Comfort and support are essential and battery range is important if using all day.
Safe Hands staff are keen to provide you with proper training to help you be in proper control and at ease with your newly found independence.
So ask them to accompany you in and around your home, and out to your local shops and venues. Your mobility advisor will want you to feel confident so that you get the most pleasure and use from your new product.
Looking after and regularly charging your vehicle will increase its reliability and reduce its running costs. You must always read your owner’s manual and take particular note about how to charge the batteries. Battery charging uses about the same electricity as a 100 watt light bulb, so it won’t eat you out of house and home.
Your mobility specialist will always discuss the long term needs of you and your vehicle. After years of extensive design and development these products have become more reliable and durable, and you should enjoy independence without worry. However, you must appreciate that with time, as with any mechanical product, components can go wrong.
Looking after your mobility vehicle properly will help you ensure trouble free mobility. However, just like a car, you should expect to incur some running expenses for servicing and new batteries, for example. So we recommend putting a little aside each week to cover maintenance costs, or alternatively, investigating extended warranties, service contracts and insurance.
We hope you enjoy your newly found freedom.
These are some of the organisations which provide useful information and advice
Independent research charity providing free practical and detailed guidance for older and disabled consumers. Rica has an guidance on choosing a mobility scooter and a powered wheelchair, a search of measurements, features and details of over 400 powered wheelchairs/mobility scooters.

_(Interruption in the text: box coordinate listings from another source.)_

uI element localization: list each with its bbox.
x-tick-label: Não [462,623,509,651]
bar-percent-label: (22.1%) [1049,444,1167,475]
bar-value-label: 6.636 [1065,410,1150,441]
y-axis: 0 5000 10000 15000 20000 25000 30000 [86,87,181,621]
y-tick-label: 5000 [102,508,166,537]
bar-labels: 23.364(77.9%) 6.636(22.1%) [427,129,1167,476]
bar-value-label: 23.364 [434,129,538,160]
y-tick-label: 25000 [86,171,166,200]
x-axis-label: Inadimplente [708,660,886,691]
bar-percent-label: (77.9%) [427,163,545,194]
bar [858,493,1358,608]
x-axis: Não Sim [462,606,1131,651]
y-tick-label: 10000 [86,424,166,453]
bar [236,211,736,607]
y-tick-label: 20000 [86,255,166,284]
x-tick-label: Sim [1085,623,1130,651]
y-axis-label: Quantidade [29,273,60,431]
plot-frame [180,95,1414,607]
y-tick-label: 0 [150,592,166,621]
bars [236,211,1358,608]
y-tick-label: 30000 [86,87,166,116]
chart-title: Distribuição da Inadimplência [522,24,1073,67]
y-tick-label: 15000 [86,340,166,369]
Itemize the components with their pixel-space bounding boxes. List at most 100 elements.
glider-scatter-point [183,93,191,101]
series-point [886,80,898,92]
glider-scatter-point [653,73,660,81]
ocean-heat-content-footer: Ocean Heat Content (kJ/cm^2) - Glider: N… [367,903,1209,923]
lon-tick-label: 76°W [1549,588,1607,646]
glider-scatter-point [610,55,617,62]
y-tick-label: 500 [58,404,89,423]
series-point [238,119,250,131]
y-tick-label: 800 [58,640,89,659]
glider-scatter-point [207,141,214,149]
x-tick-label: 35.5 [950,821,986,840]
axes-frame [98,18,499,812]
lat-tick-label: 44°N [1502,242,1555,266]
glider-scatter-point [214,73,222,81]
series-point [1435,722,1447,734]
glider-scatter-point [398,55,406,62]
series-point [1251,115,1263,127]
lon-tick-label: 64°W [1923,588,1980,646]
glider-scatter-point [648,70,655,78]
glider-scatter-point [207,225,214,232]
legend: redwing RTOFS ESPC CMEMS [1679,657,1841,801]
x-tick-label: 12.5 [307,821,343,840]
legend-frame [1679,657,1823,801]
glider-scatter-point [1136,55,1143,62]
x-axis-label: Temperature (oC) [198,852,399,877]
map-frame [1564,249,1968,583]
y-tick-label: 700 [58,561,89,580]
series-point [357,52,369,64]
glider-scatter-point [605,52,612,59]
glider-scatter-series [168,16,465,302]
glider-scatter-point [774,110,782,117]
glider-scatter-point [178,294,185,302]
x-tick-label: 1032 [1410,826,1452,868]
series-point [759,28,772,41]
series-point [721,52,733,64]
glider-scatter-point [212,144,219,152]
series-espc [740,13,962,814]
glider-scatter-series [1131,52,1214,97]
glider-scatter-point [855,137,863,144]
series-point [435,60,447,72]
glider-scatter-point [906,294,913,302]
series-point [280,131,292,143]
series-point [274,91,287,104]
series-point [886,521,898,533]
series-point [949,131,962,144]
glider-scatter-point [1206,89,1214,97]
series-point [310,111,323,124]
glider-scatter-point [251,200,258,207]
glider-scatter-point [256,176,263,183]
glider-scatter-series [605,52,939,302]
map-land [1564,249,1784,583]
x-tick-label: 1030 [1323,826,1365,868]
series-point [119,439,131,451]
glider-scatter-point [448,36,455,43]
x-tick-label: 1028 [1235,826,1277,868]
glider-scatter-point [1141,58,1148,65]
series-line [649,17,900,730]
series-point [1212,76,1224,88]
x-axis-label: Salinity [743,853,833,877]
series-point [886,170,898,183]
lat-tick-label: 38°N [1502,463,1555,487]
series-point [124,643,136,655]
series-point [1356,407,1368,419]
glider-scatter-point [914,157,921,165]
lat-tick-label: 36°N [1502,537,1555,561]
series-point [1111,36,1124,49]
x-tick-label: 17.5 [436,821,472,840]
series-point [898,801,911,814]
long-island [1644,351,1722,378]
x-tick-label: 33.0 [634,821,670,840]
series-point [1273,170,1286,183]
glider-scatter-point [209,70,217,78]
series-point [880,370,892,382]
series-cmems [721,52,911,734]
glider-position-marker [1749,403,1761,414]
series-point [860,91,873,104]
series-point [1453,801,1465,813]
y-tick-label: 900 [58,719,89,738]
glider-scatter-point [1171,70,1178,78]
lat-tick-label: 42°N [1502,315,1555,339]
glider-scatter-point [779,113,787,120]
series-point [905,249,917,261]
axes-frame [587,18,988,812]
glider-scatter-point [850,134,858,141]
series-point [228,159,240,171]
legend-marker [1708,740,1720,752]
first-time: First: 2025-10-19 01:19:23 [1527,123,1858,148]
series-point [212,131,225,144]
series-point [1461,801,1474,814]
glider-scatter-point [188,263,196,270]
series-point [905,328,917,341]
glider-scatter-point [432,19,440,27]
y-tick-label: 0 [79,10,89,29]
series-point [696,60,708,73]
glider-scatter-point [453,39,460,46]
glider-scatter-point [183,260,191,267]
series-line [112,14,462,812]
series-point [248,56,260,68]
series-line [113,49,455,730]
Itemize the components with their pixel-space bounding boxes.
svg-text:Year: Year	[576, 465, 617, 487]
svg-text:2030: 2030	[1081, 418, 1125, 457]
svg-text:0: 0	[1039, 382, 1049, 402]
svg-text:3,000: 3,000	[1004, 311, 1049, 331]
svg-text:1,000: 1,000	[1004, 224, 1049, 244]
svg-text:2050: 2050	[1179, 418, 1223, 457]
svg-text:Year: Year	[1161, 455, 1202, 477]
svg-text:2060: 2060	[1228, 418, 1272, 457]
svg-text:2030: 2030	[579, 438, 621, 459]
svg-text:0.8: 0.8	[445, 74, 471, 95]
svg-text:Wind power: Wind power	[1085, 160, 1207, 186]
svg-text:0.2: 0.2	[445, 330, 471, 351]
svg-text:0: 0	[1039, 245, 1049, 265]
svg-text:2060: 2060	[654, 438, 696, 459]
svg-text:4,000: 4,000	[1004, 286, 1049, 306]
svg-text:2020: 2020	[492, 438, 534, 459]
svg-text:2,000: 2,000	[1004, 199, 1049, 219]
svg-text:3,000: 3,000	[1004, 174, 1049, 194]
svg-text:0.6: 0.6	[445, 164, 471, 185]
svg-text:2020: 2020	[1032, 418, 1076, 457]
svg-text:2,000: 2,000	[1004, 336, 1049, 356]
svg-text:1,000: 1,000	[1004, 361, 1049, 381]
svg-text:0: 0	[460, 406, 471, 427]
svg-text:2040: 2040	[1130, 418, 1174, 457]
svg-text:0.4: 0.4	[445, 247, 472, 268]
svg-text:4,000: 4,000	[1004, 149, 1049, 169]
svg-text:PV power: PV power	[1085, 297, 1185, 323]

Why should we have a Highway Code for electric scooters and wheelchairs
Mobility products are divided in Class 2 and Class 3 vehicles. Class 2 are limited to up to 4 mph and in general are designed for pavement use. Class 2 mobility products have a maximum speed of up to 8 mph for road use, but have a switch to reduce the maximum speed to 4 mph so they can also be used on a pavement. Where pavements does not exist you may have to use the road until you can return to a pavement at the first opportunity.
Driven safely mobility products can give people freedom and independence, in the wrong hands they can do considerable damage to property an other pedestrians.
Which Highway Code category do wheelchair/scooter drivers come into?
The categories of road users in the Highway Code are pedestrians, cyclists, motor cyclists and motorists. As a wheelchair/scooter user you don’t really fit any of these categories. You may however partly fit any of them.
Some wheelchairs/scooters can only be driven safely on the road. This does not always make it safe to do so. To drive safely on the road it is advisable to have a Class 3 vehicle capable of doing 6/8 miles an hour, equipped with headlights, rear lights, flashing indicators and a horn. Even with all this you may not use dual carriageways unless you also have an additional flashing beacon light and you are not permitted to use bus lanes or cycle tracks.
Under NO circumstances is it permissible for scooters or wheelchairs to be driven on motorways.
Many people on foot will be kind and helpful to drivers of a wheelchair/scooter. But not everyone!
Do not try to climb or descend kerbs higher than the manufacturer recommends. Move carefully, to avoid traumatic bumps – to yourself or your vehicle.
You may need to ask people to open doors for you. I have found that most people are willing to help, if asked politely. Don’t struggle to do the impossible or even the very difficult things when there are people around who would help if asked.
Remember you are not driving a car, but a very small and slow vehicle, which is therefore more vulnerable.
If it is possible, use the footpath. It is wise to avoid using roads, particularly busy ones.
You must observe the law about:
If you need to turn right across traffic, try to get on to the footpath before the turn and then use a safe pedestrian crossing or traffic light control crossing. Only try to turn right if you are completely sure it is safe to do so. Do not rely on your mirror. It may give a false impression of distance. Always give clear indication of intention to turn left or right.
When passing a parked vehicle – take great care you are not moving into the path of a faster moving vehicle coming behind you, or towards you. Always signal your intention to pull out.